Человек боролся с насекомым, пытаясь его отодрать, а скарабей тем временем легко распорол ноздрю, от чего хлынула красивая алая струйка крови и начал влезать внутрь головы, и ему это удавалось. Епископ в ужасе кричал, его вопль эхом бороздил коридорами, но никто не приходил на помощь. А странный мертвец продолжал хохотать. Когда скарабей полностью взобрался в ноздрю, человек упал, пару раз выгнулся в конвульсиях и притих, распластавшись на полу…

***

Тем же вечером, Фрай сидел в кругу друзей и родных, в обители горделивого виконта Беррингтона. Фортрайд обрадовался такому пополнению его кружка собеседников. Хотя Эдвард умел парировать все дружественные выпады вельможи, по разумным речам преподобного пресвитера Уэнсли тот уже соскучился. А ничего так не способствует выздоровлению, как возвращение к привычному для всех занятию.

– Смею заверить, судьба твоего дяди меня порой волнует больше, чем ноющий зуб. Челюсть сводит от боли, а я все о нем пекусь, как поживает наш новоиспеченный политический деятель, какие успехи в его поприще?

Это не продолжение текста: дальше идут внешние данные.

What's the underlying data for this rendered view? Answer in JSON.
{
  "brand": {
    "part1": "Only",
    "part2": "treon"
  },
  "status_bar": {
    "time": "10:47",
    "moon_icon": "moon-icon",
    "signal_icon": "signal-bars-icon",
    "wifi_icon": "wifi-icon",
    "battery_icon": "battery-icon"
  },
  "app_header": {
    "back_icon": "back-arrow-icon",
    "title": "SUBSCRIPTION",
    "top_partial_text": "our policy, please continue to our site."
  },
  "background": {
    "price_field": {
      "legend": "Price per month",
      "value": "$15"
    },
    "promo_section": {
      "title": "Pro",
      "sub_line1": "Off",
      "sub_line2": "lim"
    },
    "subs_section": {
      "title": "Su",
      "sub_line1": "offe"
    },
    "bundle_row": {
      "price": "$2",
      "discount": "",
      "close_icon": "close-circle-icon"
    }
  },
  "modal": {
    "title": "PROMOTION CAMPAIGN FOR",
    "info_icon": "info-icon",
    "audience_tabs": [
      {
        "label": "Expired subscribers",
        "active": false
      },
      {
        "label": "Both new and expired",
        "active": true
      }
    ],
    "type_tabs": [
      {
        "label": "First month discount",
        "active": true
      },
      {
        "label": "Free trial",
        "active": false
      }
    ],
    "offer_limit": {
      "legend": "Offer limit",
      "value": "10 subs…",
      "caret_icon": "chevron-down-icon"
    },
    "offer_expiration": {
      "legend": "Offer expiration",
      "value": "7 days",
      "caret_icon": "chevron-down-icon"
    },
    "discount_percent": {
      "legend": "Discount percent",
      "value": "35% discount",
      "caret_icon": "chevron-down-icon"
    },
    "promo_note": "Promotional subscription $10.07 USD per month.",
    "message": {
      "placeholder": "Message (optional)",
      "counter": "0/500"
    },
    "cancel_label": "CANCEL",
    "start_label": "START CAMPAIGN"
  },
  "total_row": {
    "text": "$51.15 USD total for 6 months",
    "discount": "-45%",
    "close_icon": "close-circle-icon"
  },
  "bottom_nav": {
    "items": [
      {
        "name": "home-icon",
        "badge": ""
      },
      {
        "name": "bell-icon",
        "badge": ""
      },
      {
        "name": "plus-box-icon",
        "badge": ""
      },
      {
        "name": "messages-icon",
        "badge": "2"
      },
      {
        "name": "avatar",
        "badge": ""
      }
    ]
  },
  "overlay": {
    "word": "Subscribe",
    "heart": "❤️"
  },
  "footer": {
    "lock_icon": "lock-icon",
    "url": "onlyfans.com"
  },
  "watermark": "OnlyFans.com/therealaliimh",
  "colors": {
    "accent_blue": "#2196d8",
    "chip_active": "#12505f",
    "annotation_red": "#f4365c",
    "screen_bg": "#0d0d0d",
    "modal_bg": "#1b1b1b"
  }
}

– Сдается мне, вы каждый день в поисках меня проводите, встречаемся ежедневно, все события у вас на слуху, даже с кем я обедаю и сколько раз.

– Вот видишь Фрай, я о нем забочусь, будто о родном брате, а этот нахал еще и жалуется.

– Еще чего, братьев у меня предостаточно, только вот я с ними не в ладах, прикажешь и с тобой поссориться?

Фортрайд хихикнул, он достоверно знал, что без некоторых его рекомендаций, мистеру Уэнсли не светила бы такая стремительная карьера, о нем бы до сих пор не заговаривали серьезно, особенно в обществе политических мужей. На этом он не раз концентрировал внимание друга, но ради того, чтобы потешить свое самолюбие. Да и к тому же, это был повод, чтобы почаще встречаться. Пастор молчал, посмеиваясь над этой парочкой, им явно не хватало общества друг друга в прошлом, теперь они компенсируют упущенные возможности.

– Мистер Уэнсли, – заговорил Эндрю. – Мы рады, что вы поправились. Отец грозился устроить бал в вашу честь, смею утверждать, этого охотно ожидает вся округа.

– Ну, мисс Уорвик так точно, – ловко подметил Джордж, улыбаясь в унисон с Марией. Что скрывать, столь неунывающая девица, как Кэтрин, смогла окончательно вскружить голову младшему сыну Батлера. Теперь братья спокойно отправлялись в гости к своим будущим невестам, встречались на площади и разгуливали улочками Дарквудса, уже вчетвером. Им даже не требовалась Фрейлин, в качестве провожатой, да и дама была всегда занята уходом за больным, ей вовсе было не до прогулок.

– Нет уж! – воспротивился священник. – Чего, чего, а празднеств в свою честь я пока не хочу, надоело постоянно быть в центре внимания, я ведь так могу переутомиться и снова слечь.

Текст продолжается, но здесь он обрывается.